At Gillman Barracks, artist Koh Nguang How has been putting together his Singapore Art Archive Project and he’s been doing it way before SG50 mania even started. Beginning in 2004, he’s put together countless newspapers, artefacts, photographs and sound recordings pertaining to the Singapore art scene and configured them in various ways to present exhibitions such as the popular newspaper work called Artists In The News at the Singapore Biennale in 2011.

Since he was appointed one of the first artists-in-residence at the NTU Centre For Contemporary Art Singapore last July, Koh has organised four (yes, four) exhibitions revolving around his archives. These included an exhibition on one of Singapore’s lesser known artists, Shui Tit Sing, and one titled Six Decades Of Art Ephemera, comprising posters, flyers, leaflets, catalogues, newspapers and magazines dating back to the 1950s.

Koh’s residency at Gillman is coming to a close, but his archive has garnered interest not just from fellow artists-in-residence but the public too: More than 8,500 visitors have checked it out so far. While the issue of storage and upkeep has been a perennial bugbear for Koh (the materials he has at Gillman Barracks is only part of a huge collection that is stored at his house and a rental storage space), the wealth of material means the sky’s the limit when it comes to the kinds of exhibitions he can come up with as an artist.

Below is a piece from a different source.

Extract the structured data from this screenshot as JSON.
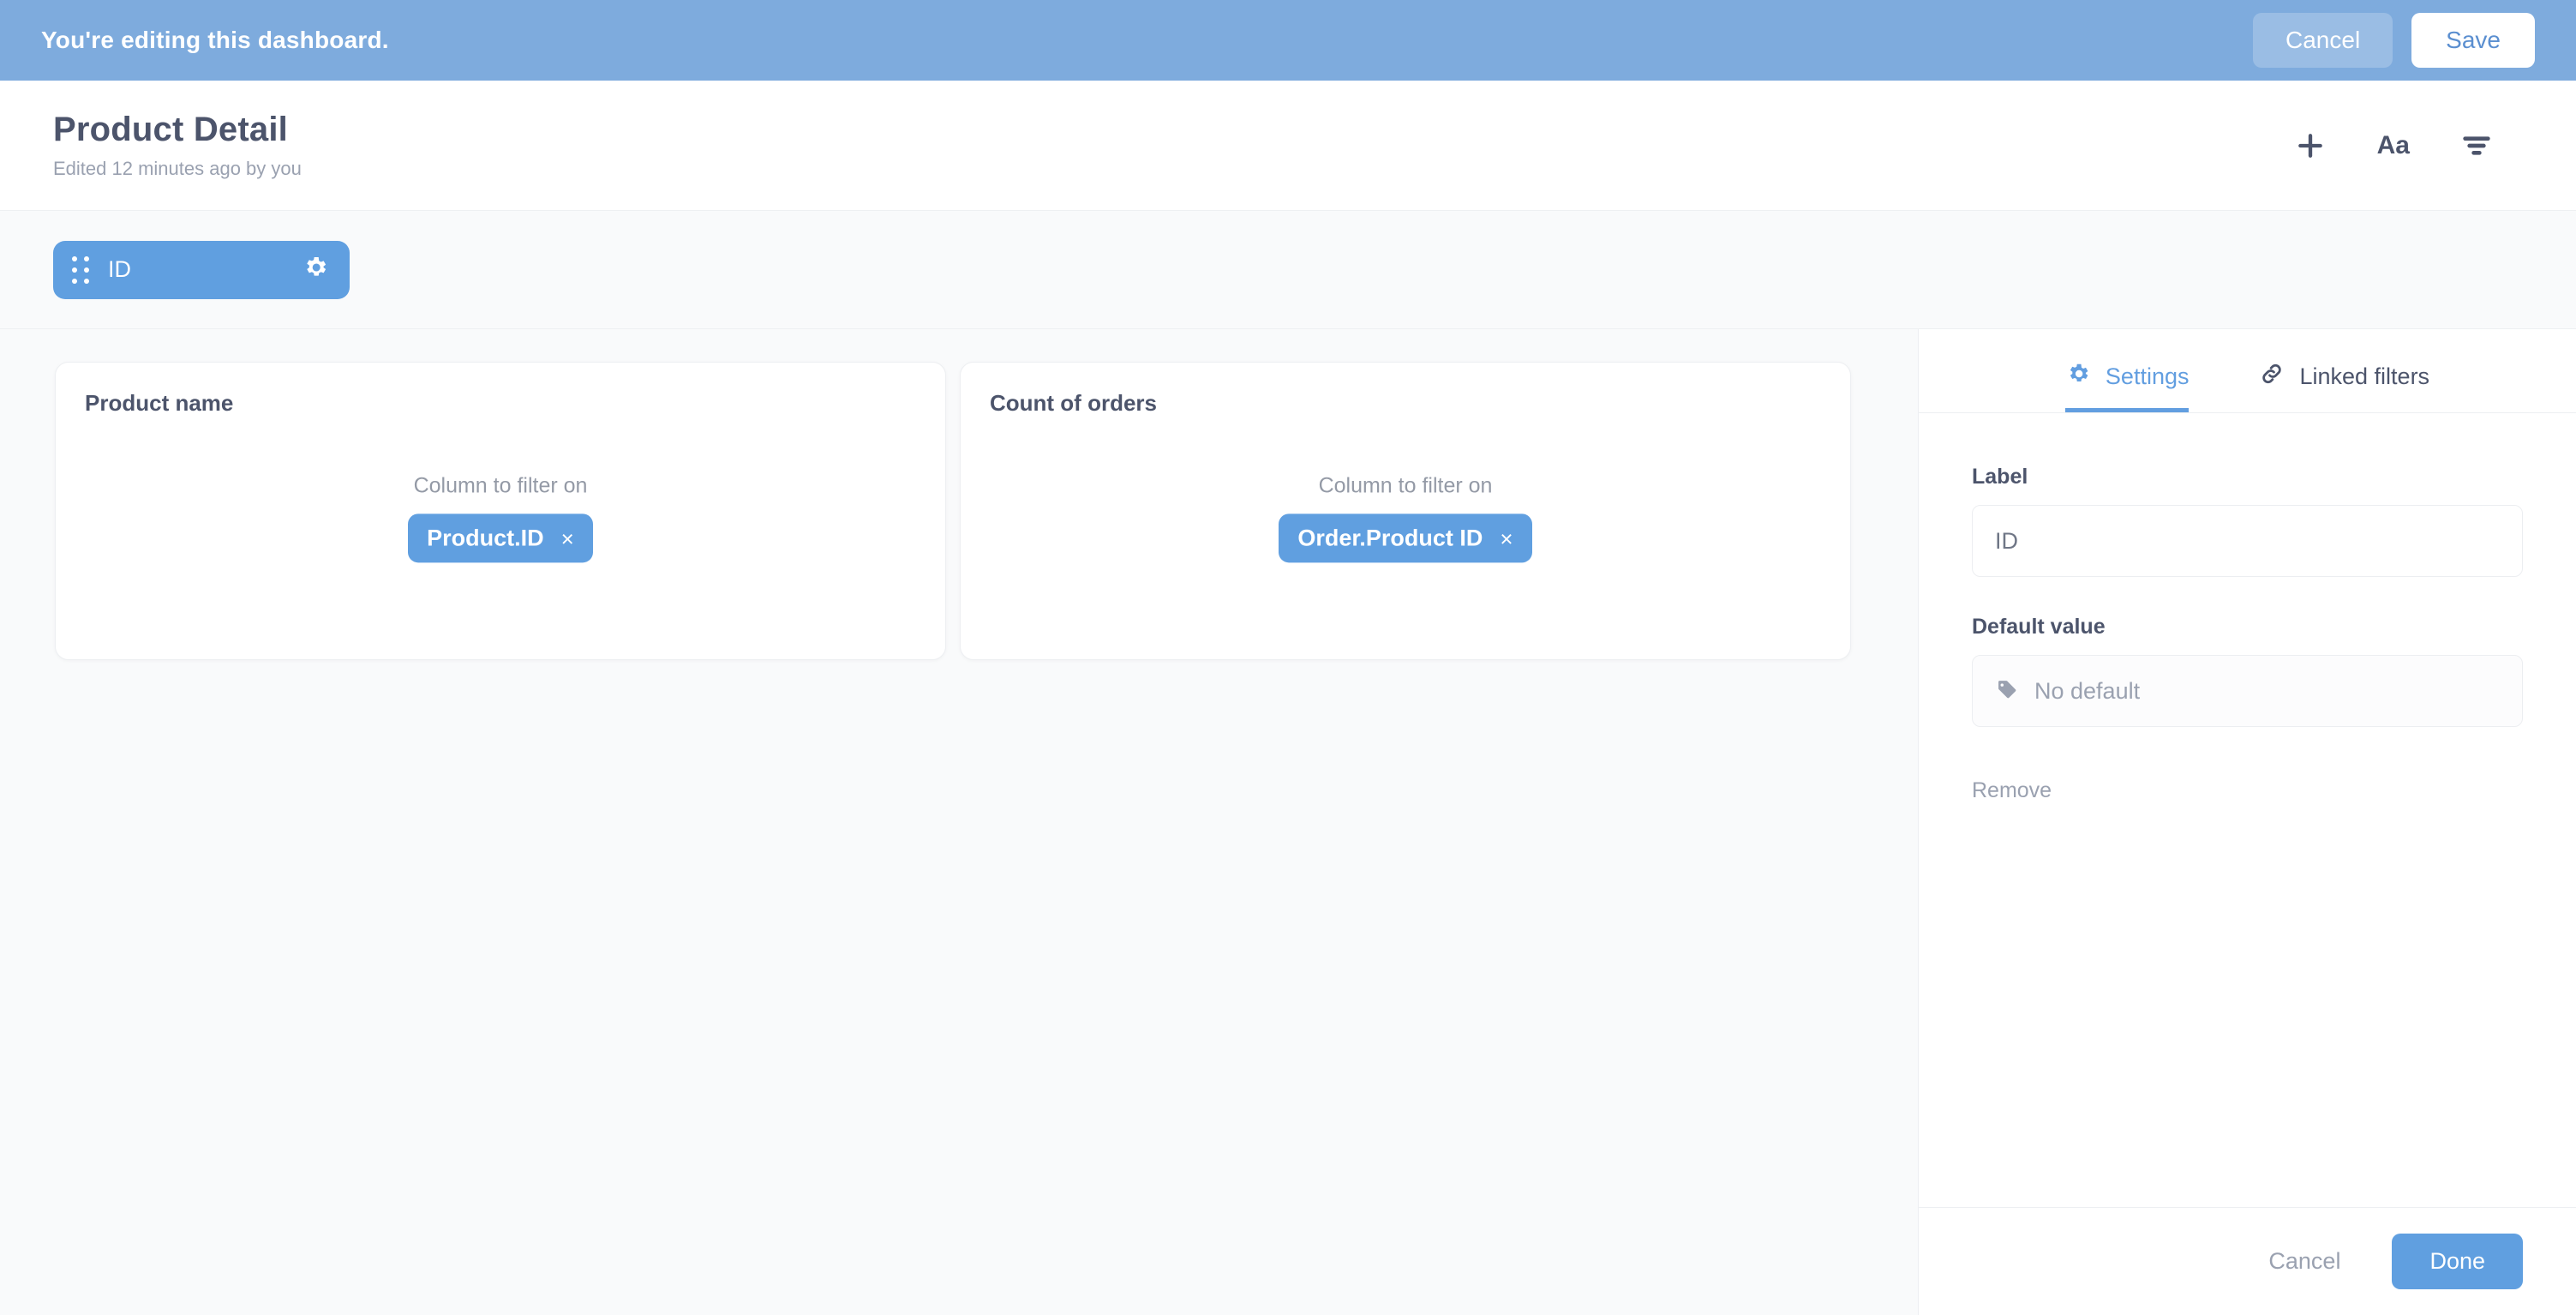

In fact, he has another exhibition coming up at The Esplanade’s Jendela called Art Places, which will feature his photographs of places and venues where art performances and exhibitions took place in the past. (By the way, Lai Chee Kien’s theatre programmes at Theatre Memories were first spotted at Koh’s Ephemera exhibition and Koh also provided a couple of photos for So Happy.)

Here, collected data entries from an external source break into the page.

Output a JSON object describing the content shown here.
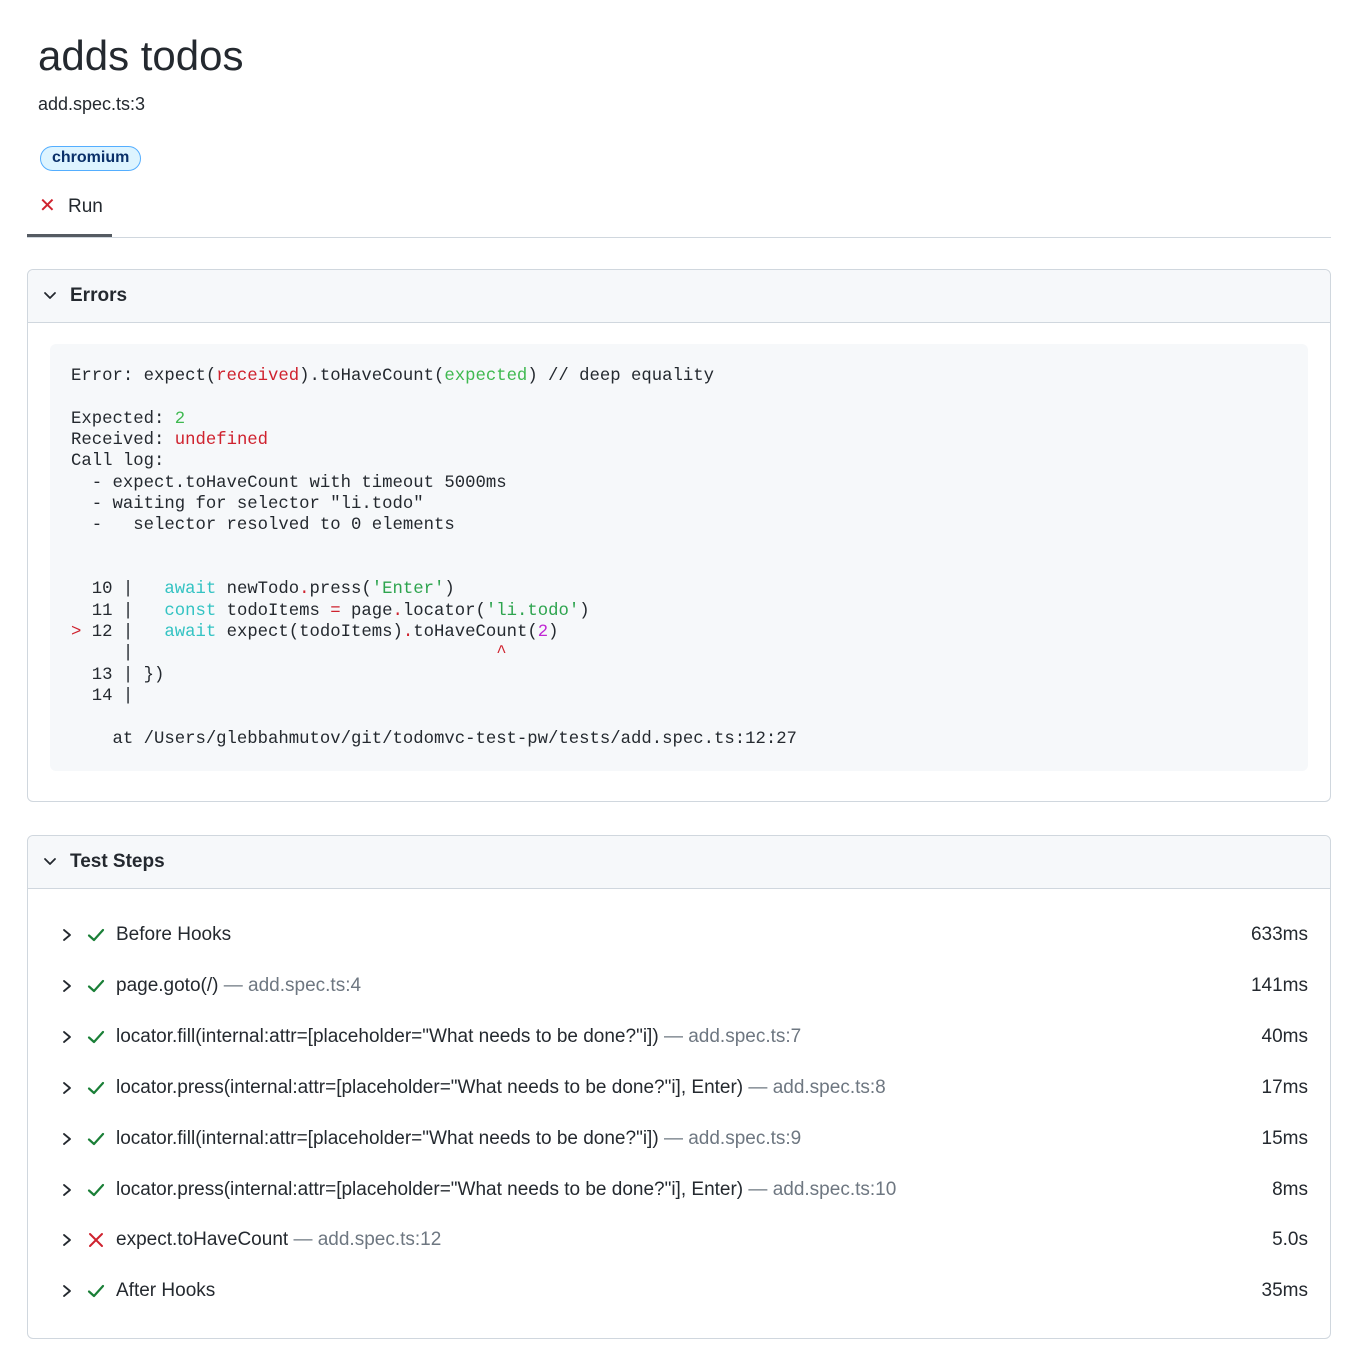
{
  "test": {
    "title": "adds todos",
    "location": "add.spec.ts:3",
    "project_badge": "chromium"
  },
  "tabs": [
    {
      "label": "Run",
      "status": "failed",
      "selected": true
    }
  ],
  "errors_panel": {
    "title": "Errors",
    "expanded": true,
    "error": {
      "header_prefix": "Error: expect(",
      "header_received": "received",
      "header_mid": ").toHaveCount(",
      "header_expected": "expected",
      "header_suffix": ") // deep equality",
      "expected_label": "Expected: ",
      "expected_value": "2",
      "received_label": "Received: ",
      "received_value": "undefined",
      "call_log_label": "Call log:",
      "call_log": [
        "  - expect.toHaveCount with timeout 5000ms",
        "  - waiting for selector \"li.todo\"",
        "  -   selector resolved to 0 elements"
      ],
      "snippet": {
        "line10_num": "  10 |   ",
        "line10_kw": "await",
        "line10_a": " newTodo",
        "line10_dot": ".",
        "line10_b": "press(",
        "line10_str": "'Enter'",
        "line10_c": ")",
        "line11_num": "  11 |   ",
        "line11_kw": "const",
        "line11_a": " todoItems ",
        "line11_eq": "=",
        "line11_b": " page",
        "line11_dot": ".",
        "line11_c": "locator(",
        "line11_str": "'li.todo'",
        "line11_d": ")",
        "line12_marker": "> ",
        "line12_num": "12 |   ",
        "line12_kw": "await",
        "line12_a": " expect(todoItems)",
        "line12_dot": ".",
        "line12_b": "toHaveCount(",
        "line12_num_val": "2",
        "line12_c": ")",
        "caret_line_prefix": "     |",
        "caret_spaces": "                                   ",
        "caret": "^",
        "line13": "  13 | })",
        "line14": "  14 |"
      },
      "stack": "    at /Users/glebbahmutov/git/todomvc-test-pw/tests/add.spec.ts:12:27"
    }
  },
  "steps_panel": {
    "title": "Test Steps",
    "expanded": true,
    "steps": [
      {
        "title": "Before Hooks",
        "location": "",
        "duration": "633ms",
        "status": "passed"
      },
      {
        "title": "page.goto(/)",
        "location": "— add.spec.ts:4",
        "duration": "141ms",
        "status": "passed"
      },
      {
        "title": "locator.fill(internal:attr=[placeholder=\"What needs to be done?\"i])",
        "location": "— add.spec.ts:7",
        "duration": "40ms",
        "status": "passed"
      },
      {
        "title": "locator.press(internal:attr=[placeholder=\"What needs to be done?\"i], Enter)",
        "location": "— add.spec.ts:8",
        "duration": "17ms",
        "status": "passed"
      },
      {
        "title": "locator.fill(internal:attr=[placeholder=\"What needs to be done?\"i])",
        "location": "— add.spec.ts:9",
        "duration": "15ms",
        "status": "passed"
      },
      {
        "title": "locator.press(internal:attr=[placeholder=\"What needs to be done?\"i], Enter)",
        "location": "— add.spec.ts:10",
        "duration": "8ms",
        "status": "passed"
      },
      {
        "title": "expect.toHaveCount",
        "location": "— add.spec.ts:12",
        "duration": "5.0s",
        "status": "failed"
      },
      {
        "title": "After Hooks",
        "location": "",
        "duration": "35ms",
        "status": "passed"
      }
    ]
  },
  "icons": {
    "tab_status": "x-icon",
    "expand": "chevron-down-icon",
    "step_expand": "chevron-right-icon",
    "passed": "check-icon",
    "failed": "x-icon"
  },
  "colors": {
    "passed": "#1a7f37",
    "failed": "#cf222e",
    "badge_border": "#54aeff",
    "badge_bg": "#ddf4ff"
  }
}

The SAAP could be seen as an example of the range of possibilities with archival materials at hand. What Koh’s practice proves is that you don’t necessarily have to stop at simply showcasing what you’ve got. Conventional exhibitions are just one of the many ways of making “the old stuff” come to life.

Artist Loo Zihan has been using the documentary and archival approach for his shows, such as this year’s interpretation of the late Aids activist Paddy Chew’s one-man show Completely With/Out Character or 2013’s Artists’ General Assembly: The Langenbach Archive, where he interpreted available material on the pivotal 1993 event that hosted Josef Ng’s controversial performance. But it’s not just about simply using the materials-as-objects. Perhaps we can consider The Esplanade’s ongoing special Studios season, which comprises new stagings or dramatised readings from the literary “canon”, as another way of breathing life into archives. Or even performances by a cover band such as The Fast Colors, who only does interpretations of Singapore music.

For a young nation where the most important currency is based on the newest thing, showcasing or underscoring the importance of archives and artefacts is a must. And efforts to do so should be lauded, not just of the organisers of these exhibitions, but also the likes of writing centre Centre 42, The Substation and The Necessary Stage, who have their respective archival projects underway.

We should also not forget that while 2015 is as good a time as any to hit the pause button and go, “We’ve certainly come a long way”, ultimately, the importance of these lie in their continued relevance. They aren’t merely records and objects of the past but a wellspring of lessons and inspiration for the future.

The bigger success of such archives is not merely in the fact that these were set up but in a young musician being empowered to continue playing music after watching one of the “old guards” reminisce about the highs and lows of the rock scene in the ’80s. Or a budding playwright who, aware of the challenges the theatre scene faced in the ’90s by reading an interview transcript, is inspired to trudge on. Or the sudden ubiquitous presence of batik-painted Levi’s 501s at rock concerts.

On second thought, let’s leave that last one out.


Ole Ole Temasek runs until May 17 at the Salon, National Museum of Singapore. Free admission.

So Happy runs until April 26 at The Substation Gallery. Free admission.

Art Places runs from May 1 to July 19 at the Esplanade’s Jendela. Free admission.